But dirty bathrooms continue to be a vexing problem

 

By Sam Richards

Staff writer

 

Friday, May 30 (8:30 a.m.): With the weather fully cooperating so far in 2025 – no major problems with flooding or landslides or downed trees of any note as of May 16 – and various segments of the golf community pitching in to make everything work, Rossmoor’s golf courses have seen a significant increase in rounds played so far this year, even as most aspects of course maintenance have held steady or even increased from 2024 levels.

Through April, the Rossmoor courses recorded 21,472 rounds played in 2025, up 18 percent from the 18,194 rounds played over the first four months of 2024.

“Golf wise, I feel really good about where the facility is, and we see that in the numbers every month,” said Mark Heptig, Rossmoor’s director of golf, to the RWC Golf Advisory Committee on May 16. “Every  month, we’re doing more and more and more.

“It’s no longer a secret outside the gates … I think, with the golf part of Rossmoor, we’ve created a monster,” Heptig said.

Income from greens fees is up correspondingly in 2025, Heptig added – about $798,000 for this first four months, up from $684,000 for the first four months of 2024. That is also about $83,000 ahead of budget for 2025.

Heptig credited not only the maintenance team for the conditions of the two courses, but also the Golf Shop staff for coordinating the popular product Demo Days and for sales of $159,000 from January through April this year, compared with $121,000 for those four months in 2024. Lessons provided by Golf Shop staff also are up this year, Heptig said.

Also helping with the golf resurgence, Heptig said, has been hard work by Rossmoor’s four golf clubs. And head golf course Marshal Richard Fuller told the advisory committee that guests from outside Rossmoor who come to play this community’s courses have played a part, too.

“I’m really impressed … they’re ‘sanding’ (fixing) their divots, “ Fuller said. “They’re taking care of our courses, and they’re guests.”  There are more of those guests this year, too – a 28 percent increase through April 30 this year over last year, Heptig said.

The spring irrigation is done, which Heptig said is complete, and that work this year more extensive than usual.

RWC Board member Ted Bentley, a golf committee member, appreciated the condition of the fairways and greens, and of the added green to the financial bottom line: “The courses are looking really good, and playing really good,” he said, “and I just want to say thank you.”

But things aren’t perfect in Rossmoor’s golfing world.
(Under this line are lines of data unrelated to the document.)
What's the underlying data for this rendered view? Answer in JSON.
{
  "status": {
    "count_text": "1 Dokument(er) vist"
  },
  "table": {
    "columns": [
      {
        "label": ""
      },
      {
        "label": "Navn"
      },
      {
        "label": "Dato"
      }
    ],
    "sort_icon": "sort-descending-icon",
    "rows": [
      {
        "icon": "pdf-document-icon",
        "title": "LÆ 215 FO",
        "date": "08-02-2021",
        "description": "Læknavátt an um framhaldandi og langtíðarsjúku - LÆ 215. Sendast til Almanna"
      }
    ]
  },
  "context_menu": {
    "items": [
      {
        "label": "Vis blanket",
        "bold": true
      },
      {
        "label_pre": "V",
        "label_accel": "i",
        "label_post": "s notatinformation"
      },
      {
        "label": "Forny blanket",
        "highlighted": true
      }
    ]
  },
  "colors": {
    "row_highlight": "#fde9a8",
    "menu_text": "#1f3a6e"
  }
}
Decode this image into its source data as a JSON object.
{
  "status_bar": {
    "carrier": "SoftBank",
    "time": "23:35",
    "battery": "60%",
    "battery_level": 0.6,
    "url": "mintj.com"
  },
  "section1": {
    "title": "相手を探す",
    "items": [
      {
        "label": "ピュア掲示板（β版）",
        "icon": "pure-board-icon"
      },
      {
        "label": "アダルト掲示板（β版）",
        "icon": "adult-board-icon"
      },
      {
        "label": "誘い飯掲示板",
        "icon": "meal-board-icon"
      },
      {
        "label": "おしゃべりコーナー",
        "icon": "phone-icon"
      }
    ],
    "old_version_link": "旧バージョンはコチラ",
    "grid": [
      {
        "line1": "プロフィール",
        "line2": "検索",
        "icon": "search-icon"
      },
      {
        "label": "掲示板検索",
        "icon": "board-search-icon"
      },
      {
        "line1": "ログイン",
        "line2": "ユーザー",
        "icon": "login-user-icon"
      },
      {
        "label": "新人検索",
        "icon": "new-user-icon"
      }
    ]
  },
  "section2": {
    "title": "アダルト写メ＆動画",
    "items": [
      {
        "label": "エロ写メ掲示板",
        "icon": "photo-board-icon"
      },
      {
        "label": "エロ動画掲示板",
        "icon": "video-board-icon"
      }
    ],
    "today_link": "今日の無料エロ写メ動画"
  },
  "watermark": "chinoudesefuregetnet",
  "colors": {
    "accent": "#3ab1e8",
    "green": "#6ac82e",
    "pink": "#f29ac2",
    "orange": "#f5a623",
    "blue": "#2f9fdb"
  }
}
The loss of a wide-swath lawn mower to mechanical problems has meant higher grass in some spots – even if committee member Pat Iacullo acknowledged that the greens seem to be playing faster than they have for a long time.

And then there are the course bathrooms. Robin Moreau of the Women’s 18-Hole Golf Club told the committee many of the restrooms are often in “terrible, shoddy condition,” and that before a recent tournament, it fell to an 18ers golf team captain to clean them. “I was appalled when I heard that; that should not happen,” Moreau said.

Though one new member of the RWC maintenance staff has been added, Heptig said, others aren’t sure that will be enough to make sure the golf course restrooms get their recommended twice-a-day cleaning.

“The bathrooms need more than just one person,” Iacullo said.